From Pupil to Professor

Having spent decades learning the intricacies of gas liquefaction through trial and operational necessity, Badak LNG made an unusual pivot: it began teaching others. Through its Corporate Strategic Planning and Business Development division, the company now provides training, technical assistance, and refinery start-up support to LNG operators around the world. Its international client list reads like a map of the global gas frontier -- Angola LNG, Cameroon LNG, Mozambique LNG, Yemen LNG, and Dominion Cove Point in Maryland. Domestically, it advises Pertamina Gas, Tangguh LNG, and Donggi-Senoro LNG. The company also established the LNG Academy, converting its employee training facilities into an educational institution that collaborates with Indonesian universities including Brawijaya, Gadjah Mada, and the Bandung Institute of Technology.

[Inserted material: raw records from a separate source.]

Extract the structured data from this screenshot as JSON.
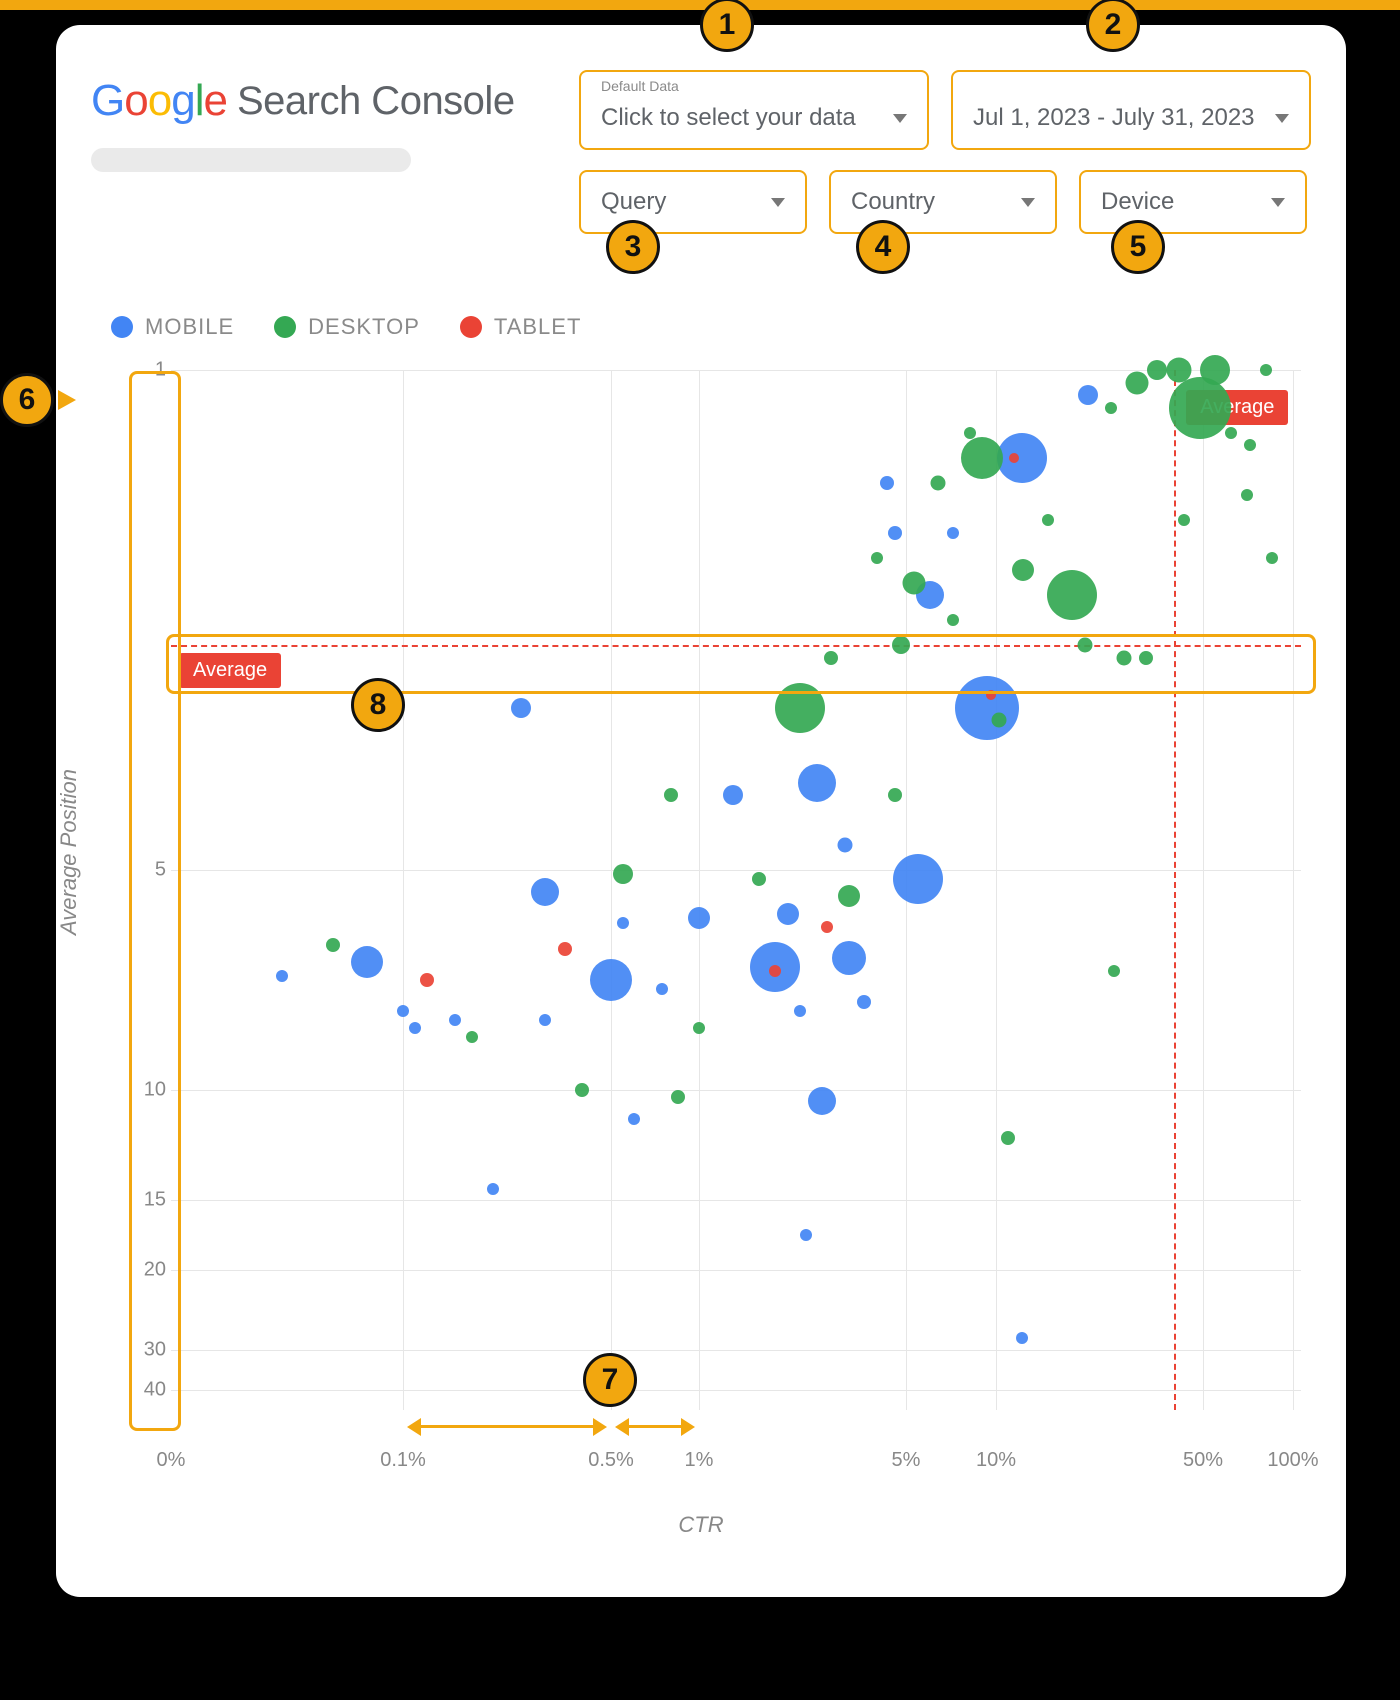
{
  "brand": {
    "part_g": "G",
    "part_o1": "o",
    "part_o2": "o",
    "part_g2": "g",
    "part_l": "l",
    "part_e": "e",
    "title": "Search Console"
  },
  "filters": {
    "data": {
      "small": "Default Data",
      "label": "Click to select your data"
    },
    "date": {
      "label": "Jul 1, 2023 - July 31, 2023"
    },
    "query": {
      "label": "Query"
    },
    "country": {
      "label": "Country"
    },
    "device": {
      "label": "Device"
    }
  },
  "legend": {
    "mobile": "MOBILE",
    "desktop": "DESKTOP",
    "tablet": "TABLET"
  },
  "axes": {
    "ylabel": "Average Position",
    "xlabel": "CTR"
  },
  "average_label": "Average",
  "callouts": {
    "c1": "1",
    "c2": "2",
    "c3": "3",
    "c4": "4",
    "c5": "5",
    "c6": "6",
    "c7": "7",
    "c8": "8"
  },
  "chart_data": {
    "type": "scatter",
    "xlabel": "CTR",
    "ylabel": "Average Position",
    "x_scale": "log",
    "x_ticks": [
      "0%",
      "0.1%",
      "0.5%",
      "1%",
      "5%",
      "10%",
      "50%",
      "100%"
    ],
    "y_ticks": [
      1,
      5,
      10,
      15,
      20,
      30,
      40
    ],
    "y_reversed": true,
    "annotations": {
      "avg_label": "Average",
      "avg_ctr": 40,
      "avg_position": 3.2
    },
    "series": [
      {
        "name": "MOBILE",
        "color": "#4285F4",
        "points": [
          {
            "ctr": 0.03,
            "pos": 7.4,
            "size": 1.2
          },
          {
            "ctr": 0.07,
            "pos": 7.1,
            "size": 3.2
          },
          {
            "ctr": 0.1,
            "pos": 8.2,
            "size": 1.2
          },
          {
            "ctr": 0.11,
            "pos": 8.6,
            "size": 1.2
          },
          {
            "ctr": 0.15,
            "pos": 8.4,
            "size": 1.2
          },
          {
            "ctr": 0.2,
            "pos": 14.5,
            "size": 1.2
          },
          {
            "ctr": 0.25,
            "pos": 3.7,
            "size": 2.0
          },
          {
            "ctr": 0.3,
            "pos": 5.5,
            "size": 2.8
          },
          {
            "ctr": 0.3,
            "pos": 8.4,
            "size": 1.2
          },
          {
            "ctr": 0.5,
            "pos": 7.5,
            "size": 4.2
          },
          {
            "ctr": 0.55,
            "pos": 6.2,
            "size": 1.2
          },
          {
            "ctr": 0.6,
            "pos": 11.3,
            "size": 1.2
          },
          {
            "ctr": 0.75,
            "pos": 7.7,
            "size": 1.2
          },
          {
            "ctr": 1.0,
            "pos": 6.1,
            "size": 2.2
          },
          {
            "ctr": 1.3,
            "pos": 4.4,
            "size": 2.0
          },
          {
            "ctr": 1.8,
            "pos": 7.2,
            "size": 5.0
          },
          {
            "ctr": 2.0,
            "pos": 6.0,
            "size": 2.2
          },
          {
            "ctr": 2.2,
            "pos": 8.2,
            "size": 1.2
          },
          {
            "ctr": 2.3,
            "pos": 17.5,
            "size": 1.2
          },
          {
            "ctr": 2.5,
            "pos": 4.3,
            "size": 3.8
          },
          {
            "ctr": 2.6,
            "pos": 10.5,
            "size": 2.8
          },
          {
            "ctr": 3.1,
            "pos": 4.8,
            "size": 1.5
          },
          {
            "ctr": 3.2,
            "pos": 7.0,
            "size": 3.4
          },
          {
            "ctr": 3.6,
            "pos": 8.0,
            "size": 1.4
          },
          {
            "ctr": 4.3,
            "pos": 1.9,
            "size": 1.4
          },
          {
            "ctr": 4.6,
            "pos": 2.3,
            "size": 1.4
          },
          {
            "ctr": 5.5,
            "pos": 5.2,
            "size": 5.0
          },
          {
            "ctr": 6.0,
            "pos": 2.8,
            "size": 2.8
          },
          {
            "ctr": 7.2,
            "pos": 2.3,
            "size": 1.2
          },
          {
            "ctr": 9.3,
            "pos": 3.7,
            "size": 6.4
          },
          {
            "ctr": 12.2,
            "pos": 1.7,
            "size": 5.0
          },
          {
            "ctr": 12.2,
            "pos": 28.5,
            "size": 1.2
          },
          {
            "ctr": 20.5,
            "pos": 1.2,
            "size": 2.0
          }
        ]
      },
      {
        "name": "DESKTOP",
        "color": "#34A853",
        "points": [
          {
            "ctr": 0.05,
            "pos": 6.7,
            "size": 1.4
          },
          {
            "ctr": 0.17,
            "pos": 8.8,
            "size": 1.2
          },
          {
            "ctr": 0.4,
            "pos": 10.0,
            "size": 1.4
          },
          {
            "ctr": 0.55,
            "pos": 5.1,
            "size": 2.0
          },
          {
            "ctr": 0.8,
            "pos": 4.4,
            "size": 1.4
          },
          {
            "ctr": 0.85,
            "pos": 10.3,
            "size": 1.4
          },
          {
            "ctr": 1.0,
            "pos": 8.6,
            "size": 1.2
          },
          {
            "ctr": 1.6,
            "pos": 5.2,
            "size": 1.4
          },
          {
            "ctr": 2.2,
            "pos": 3.7,
            "size": 5.0
          },
          {
            "ctr": 2.8,
            "pos": 3.3,
            "size": 1.4
          },
          {
            "ctr": 3.2,
            "pos": 5.6,
            "size": 2.2
          },
          {
            "ctr": 4.0,
            "pos": 2.5,
            "size": 1.2
          },
          {
            "ctr": 4.6,
            "pos": 4.4,
            "size": 1.4
          },
          {
            "ctr": 4.8,
            "pos": 3.2,
            "size": 1.8
          },
          {
            "ctr": 5.3,
            "pos": 2.7,
            "size": 2.3
          },
          {
            "ctr": 6.4,
            "pos": 1.9,
            "size": 1.5
          },
          {
            "ctr": 7.2,
            "pos": 3.0,
            "size": 1.2
          },
          {
            "ctr": 8.2,
            "pos": 1.5,
            "size": 1.2
          },
          {
            "ctr": 9.0,
            "pos": 1.7,
            "size": 4.2
          },
          {
            "ctr": 10.2,
            "pos": 3.8,
            "size": 1.5
          },
          {
            "ctr": 11.0,
            "pos": 12.2,
            "size": 1.4
          },
          {
            "ctr": 12.3,
            "pos": 2.6,
            "size": 2.2
          },
          {
            "ctr": 15.0,
            "pos": 2.2,
            "size": 1.2
          },
          {
            "ctr": 18.0,
            "pos": 2.8,
            "size": 5.0
          },
          {
            "ctr": 20.0,
            "pos": 3.2,
            "size": 1.5
          },
          {
            "ctr": 24.5,
            "pos": 1.3,
            "size": 1.2
          },
          {
            "ctr": 25.0,
            "pos": 7.3,
            "size": 1.2
          },
          {
            "ctr": 27.0,
            "pos": 3.3,
            "size": 1.5
          },
          {
            "ctr": 30.0,
            "pos": 1.1,
            "size": 2.3
          },
          {
            "ctr": 32.0,
            "pos": 3.3,
            "size": 1.4
          },
          {
            "ctr": 35.0,
            "pos": 1.0,
            "size": 2.0
          },
          {
            "ctr": 41.5,
            "pos": 1.0,
            "size": 2.5
          },
          {
            "ctr": 43.0,
            "pos": 2.2,
            "size": 1.2
          },
          {
            "ctr": 49.0,
            "pos": 1.3,
            "size": 6.2
          },
          {
            "ctr": 55.0,
            "pos": 1.0,
            "size": 3.0
          },
          {
            "ctr": 62.0,
            "pos": 1.5,
            "size": 1.2
          },
          {
            "ctr": 70.0,
            "pos": 2.0,
            "size": 1.2
          },
          {
            "ctr": 72.0,
            "pos": 1.6,
            "size": 1.2
          },
          {
            "ctr": 81.0,
            "pos": 1.0,
            "size": 1.2
          },
          {
            "ctr": 85.0,
            "pos": 2.5,
            "size": 1.2
          }
        ]
      },
      {
        "name": "TABLET",
        "color": "#EA4335",
        "points": [
          {
            "ctr": 0.12,
            "pos": 7.5,
            "size": 1.4
          },
          {
            "ctr": 0.35,
            "pos": 6.8,
            "size": 1.4
          },
          {
            "ctr": 1.8,
            "pos": 7.3,
            "size": 1.2
          },
          {
            "ctr": 2.7,
            "pos": 6.3,
            "size": 1.2
          },
          {
            "ctr": 9.6,
            "pos": 3.6,
            "size": 1.0
          },
          {
            "ctr": 11.5,
            "pos": 1.7,
            "size": 1.0
          }
        ]
      }
    ]
  }
}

A Company Town on the Equator

Bontang sits just north of the equator on Borneo's eastern coast, a city that owes its modern existence to the gas beneath the seafloor. Before the LNG plant, this stretch of coast was defined by fishing villages and dense tropical vegetation. The arrival of industrial-scale gas processing reshaped everything -- the economy, the demographics, the infrastructure. Badak LNG operates alongside the Kutai National Park to its north, creating one of the stranger geographic juxtapositions in Southeast Asia: one of the world's largest industrial gas facilities neighboring one of Borneo's most important rainforest reserves. The company maintains three labor unions representing its workforce, a detail that speaks to the plant's scale as an employer. More than eighty percent of the workforce belongs to SP-FPLB, the dominant union that negotiates collective labor agreements with management.

The Long Game

Fifty years into its operating life, Badak LNG occupies an unusual position in the global energy landscape. It is both a legacy facility -- one of the pioneers of an industry that now spans six continents -- and an active exporter still pushing gas through those original pipelines from the Mahakam delta fields. The company has reinvented itself as a knowledge exporter, leveraging half a century of hard-won operational expertise. Its partnerships with universities aim to build Indonesia's human capital in energy technology, a bet on the country's future as a gas producer even as the world's energy mix shifts. Whether viewed from the air as a bright industrial footprint on the dark green Borneo coast, or from the boardroom as a case study in resource-led development, Badak LNG remains one of the most consequential things ever built on the equator.

From the Air

Coordinates: 0.11N, 117.47E. The Badak LNG complex is visible on the coast south of Bontang, East Kalimantan. Look for the industrial waterfront with LNG tanker berths and storage tanks along the Makassar Strait. The Mahakam River delta spreads to the south. Nearby airports: WALL (Sultan Aji Muhammad Sulaiman Airport, Balikpapan), WALS (Samarinda International Airport). At altitude, the contrast between the industrial footprint and the adjacent Kutai National Park forest is striking. Best viewed at 5,000-10,000 ft for facility detail.